Emily Driscoll
How did you get into social intelligence? What was your career path to your current position?
I have a traditional market research background starting with survey quant data, and started as a Graduate Research Executive at a small agency before moving on do a Research Exec role at Bauer Media. After a few years I went back agency side and this is where I started to be exposed to some of the social listening teams we had, which we utilised alongside the quant teams, and I started to build this into final client narratives. When I started at LADbible Group, this was my first proper chance to get hands on with social intelligence – as the biggest social media publishers we had so much to dig into and I quickly started to learn to utilise this, and it added so much to my work. I am now Research and Insights Lead at LADbible Group.
What do you think makes you successful in your work?
I learn by doing and love to be hands on. I click around in tools until I figure out what I want to do and what data I want, and I also am a focused on getting a good story out of the data. I approach projects questioning the “what, why and how” to get a good answer to research questions, and I also follow projects when they leave my team to see how they are used to constantly evolve how we do things to make them useful for others. I think being able to give someone one insight that they will use, rather than a full dataset, is so important to success in our work.
What are the key skills that have contributed to your success?
Inquisitive, proactive and positive – I challenge what we do, add what I can and dig into things that interest and inspire me to add more value and learn.

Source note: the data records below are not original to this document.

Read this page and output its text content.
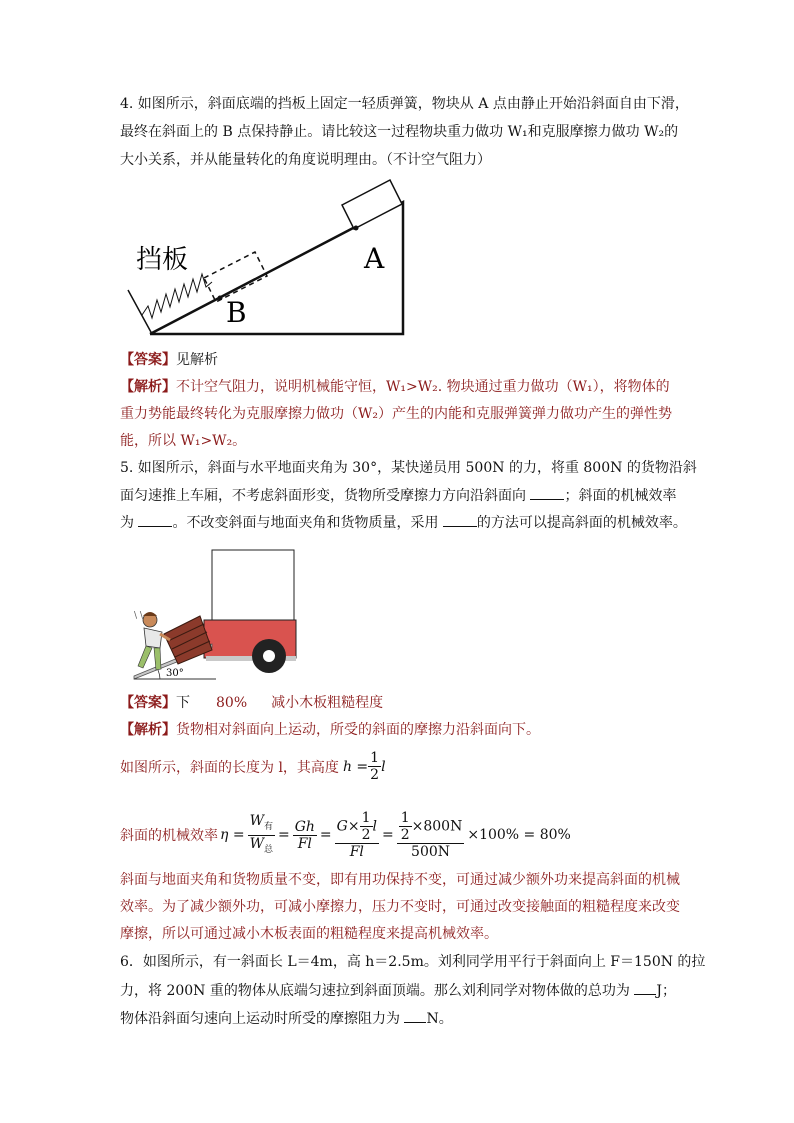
4. 如图所示，斜面底端的挡板上固定一轻质弹簧，物块从 A 点由静止开始沿斜面自由下滑，
最终在斜面上的 B 点保持静止。请比较这一过程物块重力做功 W₁和克服摩擦力做功 W₂的
大小关系，并从能量转化的角度说明理由。（不计空气阻力）
挡板	A
B
【答案】见解析
【解析】不计空气阻力，说明机械能守恒，W₁>W₂. 物块通过重力做功（W₁），将物体的
重力势能最终转化为克服摩擦力做功（W₂）产生的内能和克服弹簧弹力做功产生的弹性势
能，所以 W₁>W₂。
5. 如图所示，斜面与水平地面夹角为 30°，某快递员用 500N 的力，将重 800N 的货物沿斜
面匀速推上车厢，不考虑斜面形变，货物所受摩擦力方向沿斜面向 ；斜面的机械效率
为 。不改变斜面与地面夹角和货物质量，采用 的方法可以提高斜面的机械效率。
\ \
30°
【答案】下 80% 减小木板粗糙程度
【解析】货物相对斜面向上运动，所受的斜面的摩擦力沿斜面向下。
如图所示，斜面的长度为 l，其高度 $h = \frac{1}{2}$ l
斜面的机械效率 $\eta = \frac{W_有}{W_总} = \frac{Gh}{Fl} = \frac{G\times \frac{1}{2} l}{Fl} = \frac{\frac{1}{2} \times 800N}{500N} \times 100\% = 80\%$
斜面与地面夹角和货物质量不变，即有用功保持不变，可通过减少额外功来提高斜面的机械
效率。为了减少额外功，可减小摩擦力，压力不变时，可通过改变接触面的粗糙程度来改变
摩擦，所以可通过减小木板表面的粗糙程度来提高机械效率。
6．如图所示，有一斜面长 L＝4m，高 h＝2.5m。刘利同学用平行于斜面向上 F＝150N 的拉
力，将 200N 重的物体从底端匀速拉到斜面顶端。那么刘利同学对物体做的总功为 J；
物体沿斜面匀速向上运动时所受的摩擦阻力为 N。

What motivates you in your work? What makes you want to keep working in social intelligence?
I love knowing what people think and feel, and I love getting that from real people. I genuinely find it so interesting to look at trends and data points to inform how we approach content at LADbible Group, and it’s great to see the work that social intelligence has inspired go live, and then see how people respond to that to feed into our next learnings.
What makes social data special compared to other data sources?
It’s natural and unfiltered. People will often respond to a survey with a slightly more muted response (although at LADbible we have focused our panel to do this less), but social data gives you a real view on how people comment and talk online, and often uncovers things that you won’t find elsewhere. I use it a lot as a starting point in projects, good social intelligence can guide the direction. There’s value in lots of data sources for different things, and it’s the fusion of them that I think doing well, ensures an excellent piece of research.
What does being a social intelligence evangelist mean in the context of your work?
It means I am constantly inspiring people to be accurately led by our audience. We are an audience first publisher, but by using social intelligence properly we are actioning changes most effectively and creating the best content we can.